Colchester New Church is a Christian New Church in Colchester, England, which has as its theological basis the Old and New Testaments and the theological writings of Emanuel Swedenborg. Colchester New Church is part of the General Church of the New Jerusalem.

==History==
Colchester New Church began on 26 July 1816 when Rev. Robert Hindmarsh came to give a public lecture in Colchester. Shortly after this lecture a small group formed. They rented various rooms in town for their worship and discussions. In the minutes of the 46th General Conference in 1853, Colchester New Church is listed as having 11 members, and renting a chapel in St. Helen's Lane with U. W. Mattacks as the leader. After this point the history of the Colchester New Church is uncertain until 1880 when George McQueen found the Writings of Swedenborg. In June 1880 Mr. McQueen read Isaac Pitman's Emanuel Swedenborg, the Spiritual Columbus, a little book which quoted from the Swedenborg's Writings. On his 20th birthday, Sunday 12 September 1880, George McQueen walked the 10 miles to Brightlingsea to attend the New Church service and with him walked "Eb" Finch. In 1881 Rev. J. Deans began a series of lectures in Colchester, and a group was formed. Their first official worship was conducted on April 16 of the same year, and in June they rented a room, Shaftsbury Hall. Mr. William Gill joined the society shortly after its formation and became one of its lay preachers. Two members of the society gave money to help finance a church building, but the building did not materialize for 42 years.

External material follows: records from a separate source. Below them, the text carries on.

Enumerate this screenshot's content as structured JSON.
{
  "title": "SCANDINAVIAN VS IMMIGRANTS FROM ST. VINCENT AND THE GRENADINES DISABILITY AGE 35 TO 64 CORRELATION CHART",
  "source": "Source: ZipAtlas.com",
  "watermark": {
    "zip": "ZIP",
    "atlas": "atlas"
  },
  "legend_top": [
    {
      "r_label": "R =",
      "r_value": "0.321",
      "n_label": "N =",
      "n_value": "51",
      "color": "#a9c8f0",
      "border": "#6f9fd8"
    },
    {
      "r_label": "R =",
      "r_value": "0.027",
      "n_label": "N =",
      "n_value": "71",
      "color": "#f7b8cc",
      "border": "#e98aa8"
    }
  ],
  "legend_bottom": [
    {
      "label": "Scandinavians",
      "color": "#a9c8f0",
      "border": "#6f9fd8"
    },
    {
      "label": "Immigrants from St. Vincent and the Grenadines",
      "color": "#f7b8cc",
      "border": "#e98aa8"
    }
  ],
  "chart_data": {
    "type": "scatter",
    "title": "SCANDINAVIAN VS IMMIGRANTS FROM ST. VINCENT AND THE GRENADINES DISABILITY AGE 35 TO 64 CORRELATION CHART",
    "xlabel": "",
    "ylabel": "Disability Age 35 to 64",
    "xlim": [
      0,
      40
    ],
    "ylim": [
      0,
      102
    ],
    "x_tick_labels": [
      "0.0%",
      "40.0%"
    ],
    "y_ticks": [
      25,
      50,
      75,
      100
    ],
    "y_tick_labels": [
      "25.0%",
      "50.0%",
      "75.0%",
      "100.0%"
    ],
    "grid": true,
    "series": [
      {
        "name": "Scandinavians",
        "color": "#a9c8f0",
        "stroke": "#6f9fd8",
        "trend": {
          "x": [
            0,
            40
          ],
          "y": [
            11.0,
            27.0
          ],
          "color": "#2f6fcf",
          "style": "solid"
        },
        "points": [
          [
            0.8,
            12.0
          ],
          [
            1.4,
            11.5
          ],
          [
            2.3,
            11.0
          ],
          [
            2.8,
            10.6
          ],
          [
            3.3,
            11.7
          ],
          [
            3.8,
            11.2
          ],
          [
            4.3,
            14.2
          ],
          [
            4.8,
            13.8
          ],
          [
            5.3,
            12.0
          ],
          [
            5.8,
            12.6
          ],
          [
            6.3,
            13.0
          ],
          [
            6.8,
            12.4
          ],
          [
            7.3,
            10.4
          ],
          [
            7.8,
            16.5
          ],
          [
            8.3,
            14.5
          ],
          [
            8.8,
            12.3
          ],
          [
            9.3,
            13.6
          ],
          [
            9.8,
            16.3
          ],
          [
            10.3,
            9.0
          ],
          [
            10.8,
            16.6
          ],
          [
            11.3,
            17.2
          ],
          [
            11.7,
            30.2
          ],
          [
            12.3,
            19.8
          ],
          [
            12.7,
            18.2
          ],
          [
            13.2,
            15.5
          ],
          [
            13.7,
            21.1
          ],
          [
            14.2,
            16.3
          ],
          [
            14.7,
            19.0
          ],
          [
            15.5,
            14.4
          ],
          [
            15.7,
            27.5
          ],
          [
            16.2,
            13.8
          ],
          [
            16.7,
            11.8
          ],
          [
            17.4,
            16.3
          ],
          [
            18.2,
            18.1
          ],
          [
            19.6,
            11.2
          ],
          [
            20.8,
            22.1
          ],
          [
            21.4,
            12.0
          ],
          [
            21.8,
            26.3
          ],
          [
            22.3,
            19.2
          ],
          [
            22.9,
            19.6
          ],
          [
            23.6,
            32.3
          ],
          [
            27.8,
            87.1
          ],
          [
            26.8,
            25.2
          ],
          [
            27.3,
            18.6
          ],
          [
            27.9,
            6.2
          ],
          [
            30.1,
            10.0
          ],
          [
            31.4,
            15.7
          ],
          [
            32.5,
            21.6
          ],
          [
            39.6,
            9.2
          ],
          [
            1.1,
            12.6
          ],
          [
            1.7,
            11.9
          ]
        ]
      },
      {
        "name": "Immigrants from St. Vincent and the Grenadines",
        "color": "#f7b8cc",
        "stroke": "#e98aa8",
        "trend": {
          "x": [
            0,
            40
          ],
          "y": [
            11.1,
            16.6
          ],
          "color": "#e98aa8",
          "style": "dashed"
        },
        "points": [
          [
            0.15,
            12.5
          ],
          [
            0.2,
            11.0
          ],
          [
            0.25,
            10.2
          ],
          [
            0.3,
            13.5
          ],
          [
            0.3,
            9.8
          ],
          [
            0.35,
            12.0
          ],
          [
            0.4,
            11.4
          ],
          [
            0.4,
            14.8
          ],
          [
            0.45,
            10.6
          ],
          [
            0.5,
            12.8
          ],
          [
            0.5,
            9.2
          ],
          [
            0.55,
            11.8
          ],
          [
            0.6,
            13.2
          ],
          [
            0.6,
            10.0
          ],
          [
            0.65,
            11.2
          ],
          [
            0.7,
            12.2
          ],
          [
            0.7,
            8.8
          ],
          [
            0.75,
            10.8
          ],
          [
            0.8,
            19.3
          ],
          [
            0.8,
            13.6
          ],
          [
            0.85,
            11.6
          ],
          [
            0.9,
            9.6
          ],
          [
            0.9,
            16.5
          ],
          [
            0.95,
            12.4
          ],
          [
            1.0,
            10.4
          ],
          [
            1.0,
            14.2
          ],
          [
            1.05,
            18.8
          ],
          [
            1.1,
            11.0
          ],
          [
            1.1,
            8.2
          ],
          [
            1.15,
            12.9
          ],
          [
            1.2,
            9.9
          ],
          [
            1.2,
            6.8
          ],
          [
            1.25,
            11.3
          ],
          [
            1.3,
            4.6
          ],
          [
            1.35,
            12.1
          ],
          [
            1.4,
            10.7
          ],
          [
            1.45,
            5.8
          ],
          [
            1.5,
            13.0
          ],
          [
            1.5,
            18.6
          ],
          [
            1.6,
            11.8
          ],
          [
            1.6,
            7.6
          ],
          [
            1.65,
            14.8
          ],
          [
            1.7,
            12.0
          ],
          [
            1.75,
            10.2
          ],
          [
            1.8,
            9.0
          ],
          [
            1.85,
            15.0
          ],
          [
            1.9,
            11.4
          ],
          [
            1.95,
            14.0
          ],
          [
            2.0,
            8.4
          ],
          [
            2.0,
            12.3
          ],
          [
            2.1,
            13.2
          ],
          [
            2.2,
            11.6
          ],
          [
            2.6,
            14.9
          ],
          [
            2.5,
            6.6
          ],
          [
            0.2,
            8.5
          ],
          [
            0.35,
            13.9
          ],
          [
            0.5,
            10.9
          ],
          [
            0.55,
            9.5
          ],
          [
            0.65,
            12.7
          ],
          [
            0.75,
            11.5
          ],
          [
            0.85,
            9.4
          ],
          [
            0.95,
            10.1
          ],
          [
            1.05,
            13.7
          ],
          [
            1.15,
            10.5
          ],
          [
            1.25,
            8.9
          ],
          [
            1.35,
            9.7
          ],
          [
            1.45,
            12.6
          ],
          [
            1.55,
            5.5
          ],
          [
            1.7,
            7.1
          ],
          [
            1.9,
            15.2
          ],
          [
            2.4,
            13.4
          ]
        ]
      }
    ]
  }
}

In 1885 Rev. C. Griffiths became the pastor in Brightlingsea, and Colchester appointed him as their honorary pastor. At this point the Colchester New Church was still a part of the General Conference of the New Church. However, in 1885 the Colchester society began to read sermons from New Church Life for their Sunday worship. New Church Life is a periodical of the General Church of the New Jerusalem. This might very well have been the beginning of the attraction to the distinctive ideas and principles of the General Church and its academy movement.

In 1890 Rev. C. Griffiths withdrew from the Colchester society because he disagreed with the members' strong sympathies for the General Church of the New Jerusalem. On 6 July Rev. William Frederic Pendleton (of the General Church) gave a sermon that greatly pleased the members in Colchester. On the same day Mr. McQueen became a member of the General Church Academy. The next year in 1891, on 27 March, the Colchester New Church officially withdrew from the Conference to become part of the General Church of the New Jerusalem.

In 1905 William Frederic Pendleton (by now the bishop of the General Church of the New Jerusalem) visited Colchester and discussed the possibility of opening a school, but it was decided that the time was not yet ripe for that.

In 1924 the church building was erected on 175 Maldon Road and around the same time Rev. Gyllenhaal became pastor of the society. In 1926 a day school was started under Muriel Gill.

In 1967 under the leadership of Rev. Frank Rose the church building was expanded. The sanctuary was extended two metres in length, a new school room, and a new entrance porch were added. The designer of the new additions was architect Geoff P. Dawson. The plan had been to dedicate the new school room on 10 December 1966, but building work only finished in mid-January 1967 and it was dedicated by bishop Willard Dandridge Pendleton on 15 April that year.

In 2024, a celebration was held to mark the centenary of the laying of the foundation stone, of the original church building in Maldon Road, on 22nd May 1924.

After more than 100 years, a final service of worship took place at the church in January 2025 and the building was sold.